Now, with four years’ worth of statistics, there are several clearly expressed trends worth highlighting. In the first of a series examining the data, we take a brief look at Iran’s biggest economic lifeline.
On April 29, 2019 President Trump announced the end of the grace period that allowed some jurisdictions to keep importing Iranian oil. While it was evident that China would continue regardless, the below chart shows that the “oil waivers” expiry did significantly impact Beijing’s calculus. From May 2019 to November 2020 – the eighteen months of the most intense “maximum pressure” – China imported an average of 314,000 barrels per day (bdp). By contrast, in the 17 months after President Biden was elected, China imported an average of 838,000 bpd – well over double (2.6 times) the broadly equivalent preceding period.

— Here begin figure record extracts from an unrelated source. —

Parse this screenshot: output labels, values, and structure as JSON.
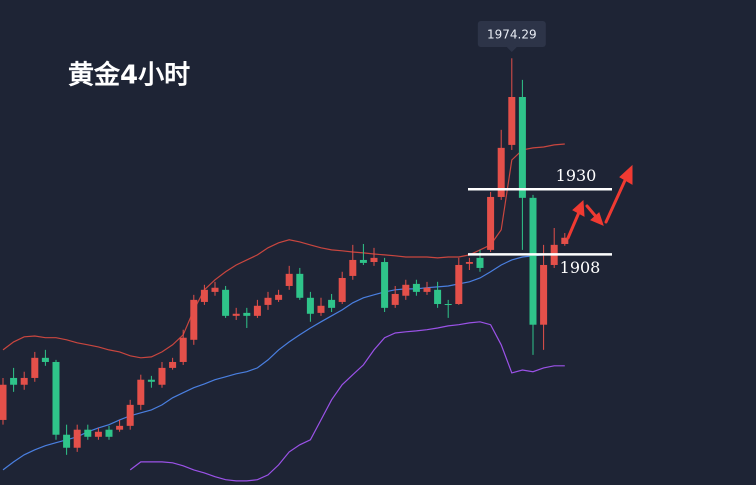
{
  "chart_data": {
    "type": "candlestick",
    "title": "黄金4小时",
    "ylim": [
      1830,
      1994
    ],
    "up_color": "#e4504a",
    "down_color": "#2fc48a",
    "open": [
      1852.0,
      1866.2,
      1863.9,
      1866.2,
      1873.0,
      1871.6,
      1847.0,
      1842.6,
      1848.7,
      1846.3,
      1848.7,
      1848.7,
      1850.0,
      1857.1,
      1865.6,
      1863.9,
      1869.6,
      1871.6,
      1879.1,
      1891.9,
      1895.3,
      1896.0,
      1887.2,
      1888.2,
      1887.2,
      1890.9,
      1892.6,
      1897.3,
      1901.4,
      1893.3,
      1888.2,
      1892.6,
      1891.9,
      1900.7,
      1906.1,
      1905.4,
      1905.4,
      1890.9,
      1894.0,
      1898.0,
      1895.3,
      1896.0,
      1891.2,
      1891.2,
      1904.8,
      1906.8,
      1909.5,
      1927.4,
      1945.0,
      1961.2,
      1927.1,
      1884.2,
      1904.4,
      1911.5
    ],
    "close": [
      1863.9,
      1863.9,
      1866.2,
      1873.0,
      1871.6,
      1847.0,
      1842.6,
      1848.7,
      1846.3,
      1848.0,
      1846.3,
      1850.0,
      1857.1,
      1865.6,
      1864.9,
      1869.6,
      1871.6,
      1879.8,
      1892.6,
      1896.0,
      1896.7,
      1887.2,
      1887.9,
      1887.2,
      1890.6,
      1893.3,
      1894.3,
      1901.4,
      1893.3,
      1887.9,
      1890.6,
      1889.9,
      1900.0,
      1906.1,
      1905.1,
      1906.8,
      1889.9,
      1894.6,
      1897.7,
      1895.3,
      1896.7,
      1891.2,
      1890.9,
      1904.4,
      1905.4,
      1903.4,
      1927.4,
      1944.0,
      1961.2,
      1927.1,
      1884.2,
      1904.4,
      1911.2,
      1913.6
    ],
    "high": [
      1866.2,
      1869.6,
      1868.3,
      1875.0,
      1875.7,
      1872.3,
      1850.4,
      1850.4,
      1850.4,
      1849.3,
      1850.0,
      1852.0,
      1858.8,
      1867.3,
      1866.9,
      1871.6,
      1873.0,
      1882.5,
      1894.3,
      1897.7,
      1898.7,
      1897.3,
      1889.9,
      1889.9,
      1892.6,
      1895.3,
      1896.0,
      1904.1,
      1903.4,
      1895.3,
      1893.3,
      1894.6,
      1902.1,
      1911.2,
      1911.5,
      1910.2,
      1906.8,
      1897.3,
      1899.4,
      1899.4,
      1898.7,
      1898.7,
      1892.6,
      1906.8,
      1906.8,
      1909.5,
      1929.1,
      1950.1,
      1974.29,
      1967.0,
      1928.1,
      1911.2,
      1916.9,
      1915.2
    ],
    "low": [
      1850.4,
      1861.5,
      1862.2,
      1864.9,
      1870.3,
      1845.3,
      1840.2,
      1841.2,
      1845.3,
      1845.3,
      1845.3,
      1848.0,
      1848.7,
      1855.4,
      1862.9,
      1862.9,
      1869.0,
      1870.6,
      1877.4,
      1890.9,
      1894.0,
      1886.5,
      1885.8,
      1883.1,
      1886.5,
      1889.2,
      1891.9,
      1896.0,
      1892.6,
      1885.2,
      1887.2,
      1888.5,
      1891.2,
      1899.4,
      1904.4,
      1904.1,
      1888.5,
      1889.9,
      1892.6,
      1894.0,
      1894.3,
      1889.9,
      1886.5,
      1890.9,
      1902.7,
      1902.1,
      1908.8,
      1926.4,
      1943.3,
      1909.5,
      1874.0,
      1875.7,
      1903.4,
      1910.9
    ],
    "bands": [
      {
        "color": "#c9463f",
        "values": [
          1875.7,
          1878.4,
          1880.1,
          1880.4,
          1879.8,
          1879.8,
          1879.1,
          1878.1,
          1877.4,
          1876.7,
          1875.7,
          1875.0,
          1873.7,
          1873.0,
          1873.3,
          1875.0,
          1877.4,
          1880.8,
          1889.2,
          1896.0,
          1899.4,
          1902.1,
          1904.4,
          1906.1,
          1907.8,
          1910.2,
          1911.9,
          1912.9,
          1912.2,
          1911.2,
          1910.2,
          1909.5,
          1909.2,
          1908.8,
          1908.5,
          1908.1,
          1907.8,
          1907.5,
          1907.1,
          1907.1,
          1907.1,
          1906.8,
          1907.1,
          1907.1,
          1907.8,
          1909.5,
          1911.2,
          1916.3,
          1939.9,
          1943.3,
          1944.0,
          1944.3,
          1945.0,
          1945.3
        ]
      },
      {
        "color": "#4a7fe0",
        "values": [
          1835.1,
          1837.8,
          1840.2,
          1841.9,
          1843.3,
          1844.3,
          1845.3,
          1846.3,
          1848.0,
          1849.3,
          1850.4,
          1852.0,
          1853.4,
          1854.4,
          1855.4,
          1857.1,
          1859.5,
          1861.2,
          1862.9,
          1864.2,
          1865.6,
          1866.6,
          1867.6,
          1868.3,
          1869.6,
          1872.3,
          1875.7,
          1878.4,
          1880.8,
          1883.1,
          1885.2,
          1887.2,
          1889.2,
          1891.6,
          1893.3,
          1894.3,
          1895.3,
          1896.0,
          1896.3,
          1896.3,
          1896.7,
          1897.0,
          1897.3,
          1898.0,
          1898.7,
          1900.0,
          1902.1,
          1904.4,
          1906.1,
          1907.1,
          1907.5,
          1907.8,
          1908.1,
          1908.1
        ]
      },
      {
        "color": "#9b52e8",
        "values": [
          null,
          null,
          null,
          null,
          null,
          null,
          null,
          null,
          null,
          null,
          null,
          null,
          1835.1,
          1837.8,
          1837.8,
          1837.8,
          1837.5,
          1836.5,
          1835.1,
          1834.1,
          1832.8,
          1831.8,
          1831.4,
          1831.4,
          1831.8,
          1833.4,
          1836.8,
          1841.2,
          1843.6,
          1845.3,
          1852.0,
          1858.8,
          1863.9,
          1867.3,
          1870.6,
          1875.7,
          1879.8,
          1881.4,
          1881.8,
          1882.1,
          1882.5,
          1883.1,
          1883.8,
          1884.2,
          1884.8,
          1885.2,
          1884.2,
          1877.4,
          1867.9,
          1868.9,
          1868.3,
          1869.6,
          1870.3,
          1870.3
        ]
      }
    ],
    "levels": [
      1930,
      1908
    ],
    "level_color": "#ffffff"
  }
}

The twelve months prior to the April 2019 announcement is also instructive. From April 2018 to April 2019, China imported 605,000 bpd. Immediately, then, China slashed imports in half once oil waivers ended.

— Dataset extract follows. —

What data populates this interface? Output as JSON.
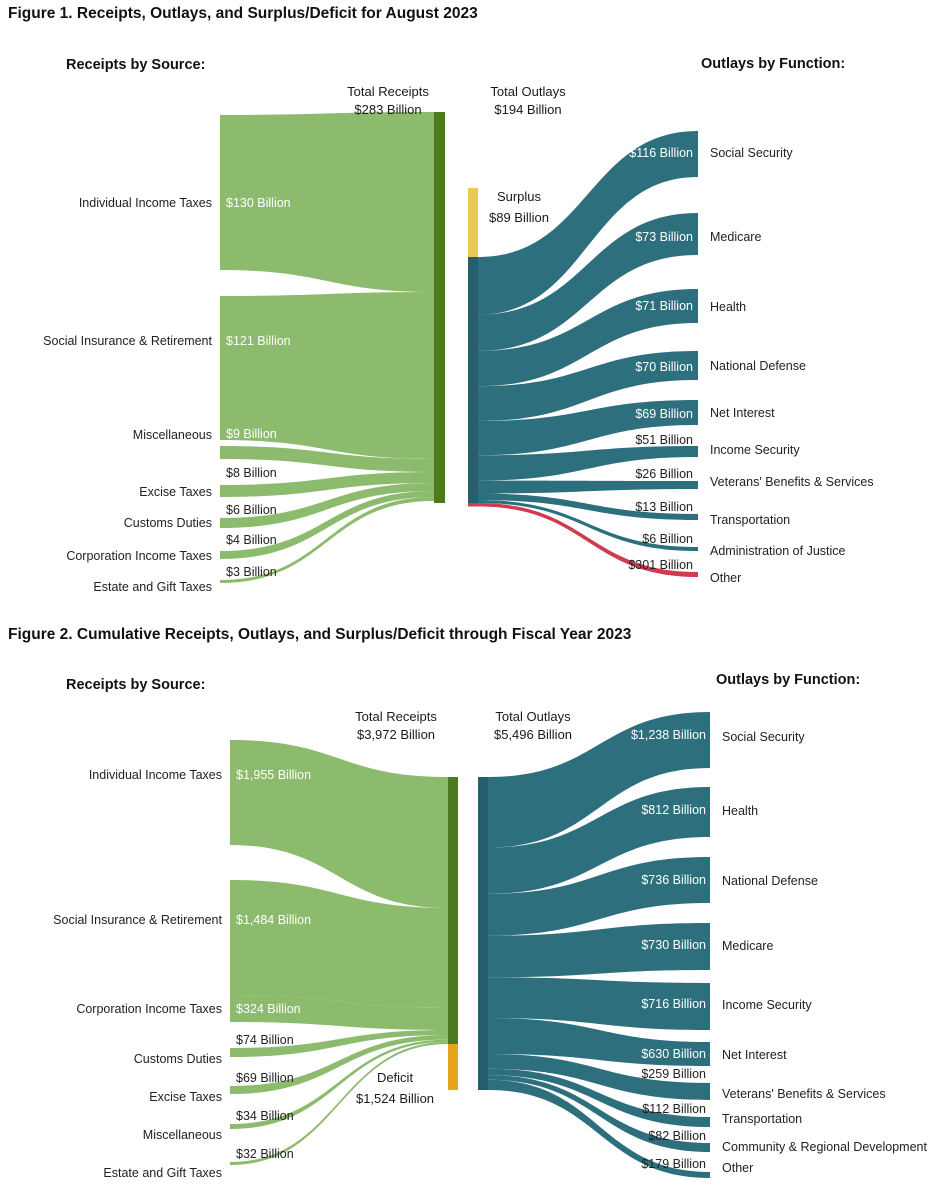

The big jump from the start of the Biden Administration is not due to any change in U.S. policy change: U.S. sanctions remain on Iranian oil and “waivers” to certain countries have not been restored. But what has changed is the signaling and the willingness to enforce those sanctions. When occasionally asked about Chinese imports, senior Administration officials including Secretary of State Blinken have obliquely referred to a preference for ‘quiet diplomacy.’ In terms of the narrow aim of reducing Iranian oil revenues, this strategy has failed spectacularly. Perhaps more importantly, it has also shrunk any incentive for Tehran to make concessions in the White House’s laudable goal to achieve a better (“longer, stronger”) Iran deal. Its current ultimatum to have the Foreign Terrorist Organization (FTO) designation lifted from the IRGC is only the latest absurd demand that would otherwise never have been in play had Iran not succeeded in exporting $22 billion worth of oil to China since the start of 2021 – with no end to this trade in sight.